Rather than relying on the consumers-experimenters-manufacturers game of telephone, it seems likely to me that many manufacturing improvements have been driven by marginal tweaks/improvements made on the factory floor.

> For sure, but how do you know?

In actual engineering, one can work out the theoretical limits (strength, expansion, etc) and measure the current product's performance against the limits. A new widget-making machine or process cannot imbue widgets with physics-defying properties. Any fundamental improvements can only be made on the outside, auch as new alloys; but that would be an entirely different product, nor the one you've been selling for 40 years that your customers trust and love.

  • If you don't have a very good marketing department, I'll still kick you out of business if I can double or triple the amount of widgets I can make because I started with the same machines you did - but I upgraded them with better controls, attached a few robot arms and now run a lights-out widget factory tended by a fraction of the workforce you employ while you reminisce about the good old times...

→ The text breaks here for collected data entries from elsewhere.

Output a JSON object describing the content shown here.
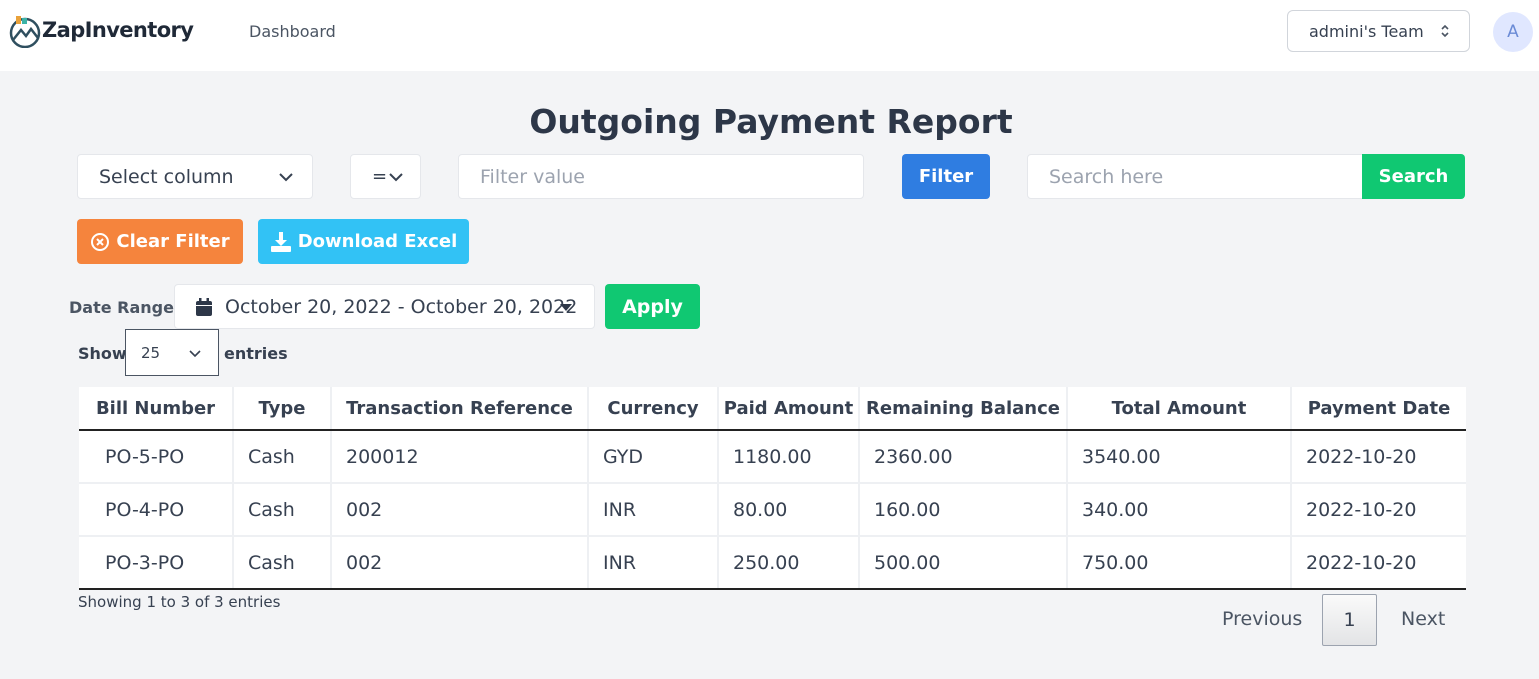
{
  "header": {
    "brand": "ZapInventory",
    "nav_dashboard": "Dashboard",
    "team": "admini's Team",
    "avatar_initial": "A"
  },
  "page": {
    "title": "Outgoing Payment Report"
  },
  "filters": {
    "column_select": "Select column",
    "operator": "=",
    "filter_placeholder": "Filter value",
    "filter_button": "Filter",
    "search_placeholder": "Search here",
    "search_button": "Search",
    "clear_button": "Clear Filter",
    "download_button": "Download Excel",
    "date_label": "Date Range:",
    "date_range": "October 20, 2022 - October 20, 2022",
    "apply_button": "Apply"
  },
  "length": {
    "show_label": "Show",
    "value": "25",
    "entries_label": "entries"
  },
  "table": {
    "columns": [
      "Bill Number",
      "Type",
      "Transaction Reference",
      "Currency",
      "Paid Amount",
      "Remaining Balance",
      "Total Amount",
      "Payment Date"
    ],
    "rows": [
      [
        "PO-5-PO",
        "Cash",
        "200012",
        "GYD",
        "1180.00",
        "2360.00",
        "3540.00",
        "2022-10-20"
      ],
      [
        "PO-4-PO",
        "Cash",
        "002",
        "INR",
        "80.00",
        "160.00",
        "340.00",
        "2022-10-20"
      ],
      [
        "PO-3-PO",
        "Cash",
        "002",
        "INR",
        "250.00",
        "500.00",
        "750.00",
        "2022-10-20"
      ]
    ]
  },
  "footer": {
    "showing": "Showing 1 to 3 of 3 entries",
    "previous": "Previous",
    "page": "1",
    "next": "Next"
  },
  "colors": {
    "filter_button": "#2f7de1",
    "search_button": "#10c872",
    "clear_button": "#f5843d",
    "download_button": "#32c2f5",
    "apply_button": "#10c872"
  }
}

Well, I would suggest if a thing is around that long and still does the job, it’s close enough to done. Something going missing in the pushback here is this is a physical machine shop. My grandfather was the shop foreman for a jewelry maker and he was intensely proud of the fact he was the one person on the floor who still had all his fingers. Intact. Different jobs have different ideas about good Developer Experience.

Improvement is usually done via competition. Sometimes the competition is price based, and sometimes quality based. In the best of worlds, both.

For example, there are a ton of cheap crappy woodworking tools. Think Stanley etc. They barely do the job if at all. Then there are a group of vendors like Wood River that constantly create newer tools that are much more expensive than what you find in a big box tool store. And then farther up the food chain are vendors like Lie Nielsen who craft luxury tools that are amazing to use.

This market segmentation extends to most tools; someone like Woodpecker comes up with a ton of clever tools for marking/measuring etc for woodworking, then others copy them. Oldest story in capitalism.

The manufacturing improvements in this process are non-stop. For some really good examples in consumer electronics, read "Apple in China" to see how China transformed into a power house in a relatively short amount of time.